While the individual talents that female artists of today bring should not be negated, it’s undeniable that Madonna paved the way for their success. Being unapologetically open about sexuality and opting to flaunt it at every opportunity has allowed Britney, Miley, and numerous others to go farther with it, still shocking but not at risk of their careers. She made girl power a thing before the Spice Girls simply because she assumed power and never let a single word or mistake make her lose it. All of us could take a few notes, especially in an age where it’s hard to find a powerful presence outside of social media, even amongst our most beloved singers and public figures.
And most importantly, there’s the music. After over three decades of hits, she’s proven time and time again to have an innate ability to stay ahead of trends or completely steer clear of them to create brilliant work. Madonna was one of the first big mainstream acts to work with SOPHIE, on the bonkers and brilliant “Bitch I’m Madonna” in 2015. She mastered a full-fledged dance record, Confessions On A Dance Floor, in 2005 before electro-pop and EDM was the go-to. Even 2008’s Hard Candy has proven to be rather edgy, latching onto Pharrell’s funky sound years before the likes of Daft Punk and Miley made it ubiquitous again.
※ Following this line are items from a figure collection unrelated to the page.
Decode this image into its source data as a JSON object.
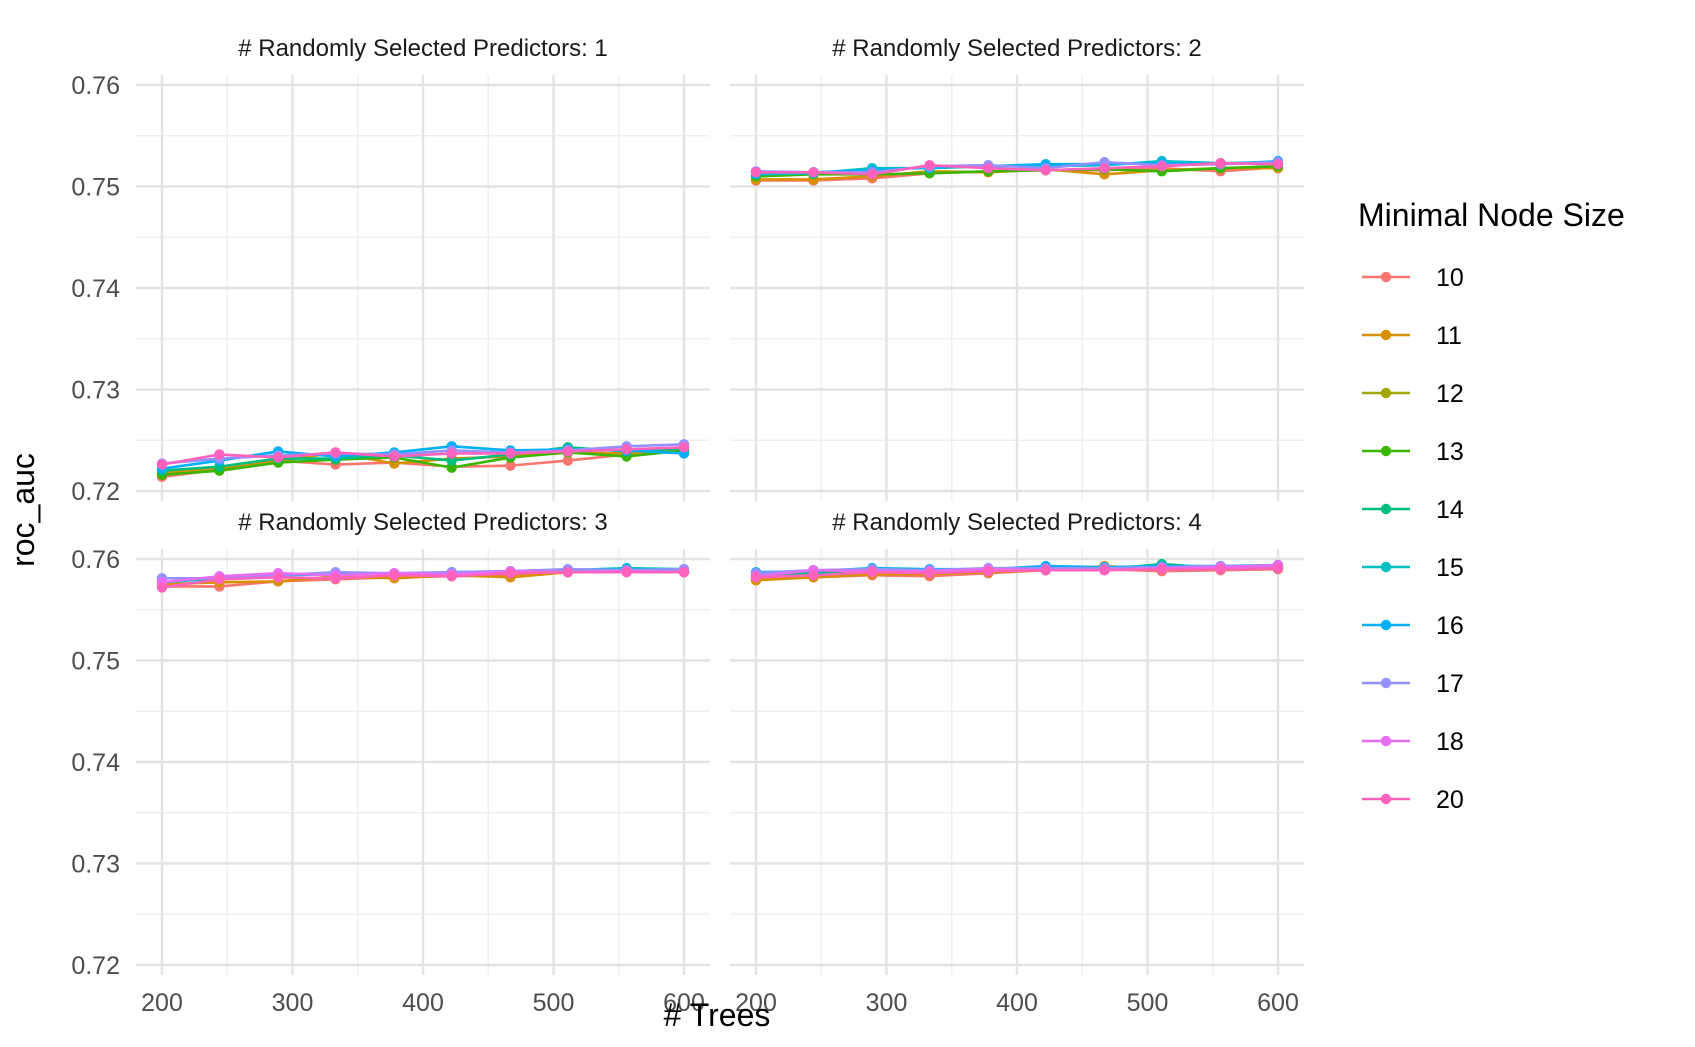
{
  "chart_data": {
    "type": "line",
    "xlabel": "# Trees",
    "ylabel": "roc_auc",
    "xlim": [
      200,
      600
    ],
    "ylim": [
      0.72,
      0.76
    ],
    "x_ticks": [
      200,
      300,
      400,
      500,
      600
    ],
    "y_ticks": [
      0.72,
      0.73,
      0.74,
      0.75,
      0.76
    ],
    "y_tick_labels": [
      "0.72",
      "0.73",
      "0.74",
      "0.75",
      "0.76"
    ],
    "grid": true,
    "legend": {
      "title": "Minimal Node Size",
      "placement": "right",
      "entries": [
        {
          "label": "10",
          "color": "#F8766D"
        },
        {
          "label": "11",
          "color": "#D89000"
        },
        {
          "label": "12",
          "color": "#A3A500"
        },
        {
          "label": "13",
          "color": "#39B600"
        },
        {
          "label": "14",
          "color": "#00BF7D"
        },
        {
          "label": "15",
          "color": "#00BFC4"
        },
        {
          "label": "16",
          "color": "#00B0F6"
        },
        {
          "label": "17",
          "color": "#9590FF"
        },
        {
          "label": "18",
          "color": "#E76BF3"
        },
        {
          "label": "20",
          "color": "#FF62BC"
        }
      ]
    },
    "x": [
      200,
      244,
      289,
      333,
      378,
      422,
      467,
      511,
      556,
      600
    ],
    "panels": [
      {
        "title": "# Randomly Selected Predictors: 1",
        "series": [
          {
            "name": "10",
            "values": [
              0.7214,
              0.7221,
              0.723,
              0.7226,
              0.7228,
              0.7224,
              0.7225,
              0.723,
              0.7236,
              0.724
            ]
          },
          {
            "name": "11",
            "values": [
              0.7218,
              0.7222,
              0.7229,
              0.7238,
              0.7227,
              0.7232,
              0.7234,
              0.7238,
              0.7237,
              0.7241
            ]
          },
          {
            "name": "13",
            "values": [
              0.7216,
              0.722,
              0.7228,
              0.7231,
              0.7233,
              0.7223,
              0.7233,
              0.7238,
              0.7234,
              0.724
            ]
          },
          {
            "name": "14",
            "values": [
              0.722,
              0.7224,
              0.7232,
              0.7232,
              0.7235,
              0.723,
              0.7236,
              0.7243,
              0.7239,
              0.7242
            ]
          },
          {
            "name": "16",
            "values": [
              0.7222,
              0.723,
              0.7239,
              0.7234,
              0.7238,
              0.7244,
              0.724,
              0.7241,
              0.724,
              0.7237
            ]
          },
          {
            "name": "17",
            "values": [
              0.7227,
              0.7232,
              0.7235,
              0.7237,
              0.7236,
              0.724,
              0.7238,
              0.724,
              0.7244,
              0.7246
            ]
          },
          {
            "name": "20",
            "values": [
              0.7226,
              0.7236,
              0.7233,
              0.7238,
              0.7234,
              0.7237,
              0.7237,
              0.7239,
              0.7241,
              0.7243
            ]
          }
        ]
      },
      {
        "title": "# Randomly Selected Predictors: 2",
        "series": [
          {
            "name": "10",
            "values": [
              0.7506,
              0.7506,
              0.7508,
              0.7513,
              0.7515,
              0.7516,
              0.7516,
              0.7518,
              0.7515,
              0.7519
            ]
          },
          {
            "name": "11",
            "values": [
              0.7507,
              0.7507,
              0.751,
              0.7515,
              0.7514,
              0.7517,
              0.7512,
              0.7516,
              0.7518,
              0.7518
            ]
          },
          {
            "name": "13",
            "values": [
              0.751,
              0.7512,
              0.7512,
              0.7513,
              0.7515,
              0.7516,
              0.7517,
              0.7515,
              0.7518,
              0.752
            ]
          },
          {
            "name": "15",
            "values": [
              0.7512,
              0.7513,
              0.7518,
              0.7518,
              0.752,
              0.752,
              0.7521,
              0.7525,
              0.7523,
              0.7524
            ]
          },
          {
            "name": "16",
            "values": [
              0.7513,
              0.7514,
              0.7516,
              0.7519,
              0.752,
              0.7522,
              0.7522,
              0.7523,
              0.7522,
              0.7525
            ]
          },
          {
            "name": "17",
            "values": [
              0.7515,
              0.7514,
              0.7514,
              0.752,
              0.7521,
              0.7518,
              0.7524,
              0.7521,
              0.7522,
              0.7524
            ]
          },
          {
            "name": "20",
            "values": [
              0.7514,
              0.7514,
              0.7512,
              0.7521,
              0.7518,
              0.7516,
              0.7518,
              0.752,
              0.7523,
              0.7522
            ]
          }
        ]
      },
      {
        "title": "# Randomly Selected Predictors: 3",
        "series": [
          {
            "name": "10",
            "values": [
              0.7573,
              0.7573,
              0.7578,
              0.758,
              0.7582,
              0.7583,
              0.7584,
              0.7587,
              0.7587,
              0.7587
            ]
          },
          {
            "name": "11",
            "values": [
              0.7575,
              0.7577,
              0.7578,
              0.7583,
              0.7581,
              0.7584,
              0.7582,
              0.7587,
              0.7588,
              0.7588
            ]
          },
          {
            "name": "15",
            "values": [
              0.7577,
              0.7581,
              0.7584,
              0.7585,
              0.7585,
              0.7587,
              0.7588,
              0.7589,
              0.7591,
              0.759
            ]
          },
          {
            "name": "17",
            "values": [
              0.7581,
              0.7581,
              0.7584,
              0.7587,
              0.7586,
              0.7587,
              0.7588,
              0.759,
              0.7589,
              0.759
            ]
          },
          {
            "name": "18",
            "values": [
              0.7577,
              0.7583,
              0.7586,
              0.7584,
              0.7586,
              0.7585,
              0.7588,
              0.7587,
              0.7588,
              0.7587
            ]
          },
          {
            "name": "20",
            "values": [
              0.7572,
              0.758,
              0.7582,
              0.7581,
              0.7584,
              0.7583,
              0.7586,
              0.7587,
              0.7587,
              0.7587
            ]
          }
        ]
      },
      {
        "title": "# Randomly Selected Predictors: 4",
        "series": [
          {
            "name": "10",
            "values": [
              0.758,
              0.7582,
              0.7584,
              0.7583,
              0.7586,
              0.7589,
              0.759,
              0.7588,
              0.7589,
              0.759
            ]
          },
          {
            "name": "11",
            "values": [
              0.7579,
              0.7582,
              0.7585,
              0.7585,
              0.7587,
              0.7589,
              0.7593,
              0.759,
              0.759,
              0.7591
            ]
          },
          {
            "name": "14",
            "values": [
              0.7584,
              0.7586,
              0.759,
              0.7588,
              0.759,
              0.7591,
              0.759,
              0.7595,
              0.7591,
              0.7592
            ]
          },
          {
            "name": "16",
            "values": [
              0.7587,
              0.7588,
              0.7591,
              0.759,
              0.759,
              0.7593,
              0.7592,
              0.7593,
              0.7593,
              0.7594
            ]
          },
          {
            "name": "17",
            "values": [
              0.7586,
              0.7589,
              0.759,
              0.7589,
              0.7591,
              0.7591,
              0.7591,
              0.7592,
              0.7593,
              0.7593
            ]
          },
          {
            "name": "18",
            "values": [
              0.7583,
              0.7589,
              0.7588,
              0.7588,
              0.759,
              0.7589,
              0.7589,
              0.7591,
              0.7592,
              0.7594
            ]
          },
          {
            "name": "20",
            "values": [
              0.7582,
              0.7584,
              0.7587,
              0.7586,
              0.7588,
              0.7589,
              0.7589,
              0.759,
              0.759,
              0.7591
            ]
          }
        ]
      }
    ]
  }
}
At her worst, she’s rarely managed to land in generic or uninspired territory.
It’s this hustle and eye for the future that’s allowed her to have hits that our current generation will know from the first second, from “Music” to “4 Minutes”, and landed her a Super Bowl Halftime Show slot three decades into her career (which still managed to court controversy, but not due to her for once). She is getting to a point where today’s mainstream radio won’t play her much simply due to ageism, and she’s very aware. “To age is a sin. You will be criticized and vilified and definitely not played on the radio,” she said at Billboard. But it’s too late. Her mark has been left on the young when it was never supposed to. Look at my merch collection for proof.
I fully believe that if there’s any keystone in the world that’s destined to survive the worst of disasters on Earth, it’s Madonna (and Cher, but that’s a conversation for another day). She’s proven herself to be indestructible in the face of whatever you throw at her, even on the few occasions where she’s been wrong. She’s made a living out of provocation, innovation, and specifically doing the opposite of what you want from her—which, in turn, is what I want from her. The steely 26-year-old talking to Dick Clark didn’t just rule the world, she seized it, and will continue to hold onto it way past our time. As a self-proclaimed queen once said, "There's only one queen, and that's Madonna, bitch." Long may she reign.